So what do these three have in common?
- Thomas J. Watson Sr, CEO and founder of IBM (100 years old this year). Currently has a computer named after him.
- Alan Turing, mathematician and computer scientist (100 years old next year). Has a famous test named after him.
- Aurthur C. Clarke, scientist and writer (100 years old in 1917). Has a set of laws named after him (and is also the creator of the fictional HAL computer in 2001: A Space Odyssey).
Unless you have moved into a hut, deep in the Amazon rain forest you cannot have missed the publicity over IBM’s ‘Watson’ computer having competed in, and won, the American TV quiz show Jeopardy. I have to confess that until last week I’d not heard of Jeopardy, possibly because a) I’m not a fan of quizzes, b) I’m not American and c) I don’t watch that much television. To those as ignorant as me on these matters the unique thing about Jeopardy is that contestants are presented with clues in the form of answers, and must phrase their responses in the form of a question.
This, it turns out, is what makes this particular quiz such a hard nut for a computer to crack. The clues in the ‘question’ rely on subtle meanings, puns, and riddles; something humans excel at and computers do not. Unlike IBM’s previous game challenger Deep Blue, which defeated chess world champion Gary Kasparov, it’s not sufficient to rely on raw computing ‘brute force’ but this time the computer has to interpret meaning and the nuances of the human language. So has Watson achieved, met or passed the Turing test (which is basically a measure of whether computer can demonstrate intelligence)?

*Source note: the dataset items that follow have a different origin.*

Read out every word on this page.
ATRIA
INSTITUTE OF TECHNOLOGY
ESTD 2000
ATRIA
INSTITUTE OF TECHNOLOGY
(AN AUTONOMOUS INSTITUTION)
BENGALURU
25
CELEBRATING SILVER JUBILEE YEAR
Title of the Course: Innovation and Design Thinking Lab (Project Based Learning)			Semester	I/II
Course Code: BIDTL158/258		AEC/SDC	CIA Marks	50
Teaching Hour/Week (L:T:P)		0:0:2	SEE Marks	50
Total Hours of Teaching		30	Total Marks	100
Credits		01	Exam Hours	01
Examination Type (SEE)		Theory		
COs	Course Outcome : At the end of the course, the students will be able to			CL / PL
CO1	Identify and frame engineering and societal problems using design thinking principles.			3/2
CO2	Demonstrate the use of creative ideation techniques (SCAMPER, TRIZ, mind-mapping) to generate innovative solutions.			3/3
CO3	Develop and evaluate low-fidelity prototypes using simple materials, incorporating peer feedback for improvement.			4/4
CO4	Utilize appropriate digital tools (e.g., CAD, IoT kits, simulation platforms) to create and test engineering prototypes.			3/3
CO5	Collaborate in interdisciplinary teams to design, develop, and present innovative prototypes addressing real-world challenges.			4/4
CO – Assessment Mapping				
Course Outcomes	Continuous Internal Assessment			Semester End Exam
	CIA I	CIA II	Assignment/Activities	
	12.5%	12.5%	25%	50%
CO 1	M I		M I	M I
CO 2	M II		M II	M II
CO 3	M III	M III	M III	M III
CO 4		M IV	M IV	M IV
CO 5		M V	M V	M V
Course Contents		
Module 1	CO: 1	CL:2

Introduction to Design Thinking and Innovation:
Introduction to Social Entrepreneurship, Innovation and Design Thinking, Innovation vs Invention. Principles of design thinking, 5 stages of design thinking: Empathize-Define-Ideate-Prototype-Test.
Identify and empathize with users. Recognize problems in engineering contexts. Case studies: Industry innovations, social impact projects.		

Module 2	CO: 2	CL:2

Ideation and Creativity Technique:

The answer is almost certainly ‘no’. Turing’s test is a measure of a machines ability to exhibit human intelligence. The test, as originally proposed by Turing was that a questioner should ask a series of questions of both a human being and a machine and see whether he can tell which is which through the answers they give. The idea being that if the two were indistinguishable then the machine and the human must both appear to be as intelligent as each other.
As far as I know Turing never stipulated any constraint on the range or type of questions that could be answered which leads us to the nub of the problem. Watson is supremely good at answering Jeopardy type questions just as Deep Blue was good at playing chess. However neither could do what the other does (at least as well). They have been programmed for that given task. Given that Watson is actually a cluster of POWER7 servers any suitably general purpose computer that could win at Jeopardy, play chess as well as exhibit the full range of human emotions and frailties that would be needed to fool a questioner would presumably occupy the area of several football pitches and consume the power of a small city.
That however misses the point completely. The ability of a computer to almost flawlessly answer a range of questions, phrased in a particular way on a range of different subject areas, blindingly fast has enormous potential in fields of medicine, law and other disciplines where questions based on a huge foundation of knowledge built up over decades need to be answered quickly (for example in accident and emergency where quick diagnoses may literally be a matter of life and death). This indeed is one of IBM’s Smarter Planet goals.
Which brings us to Clarke’s third law which states that “any sufficiently advanced technology is indistinguishable from magic”. This is surely something that is attributable to Watson. The other creation of Clarke of course is HAL the computer aboard the spaceship Discovery One on a trip to Saturn that becomes overwhelmed by guilt at having to keep secret the true nature of the spaceships mission and starts killing members of the crew. The point of Clarke’s story (or one of them) being that the downside to a computer that is indistinguishable from a human being is that the computer may also end up mimicking human frailties and weaknesses. Maybe it’s a good job Watson hasn’t passed Turing’s test then?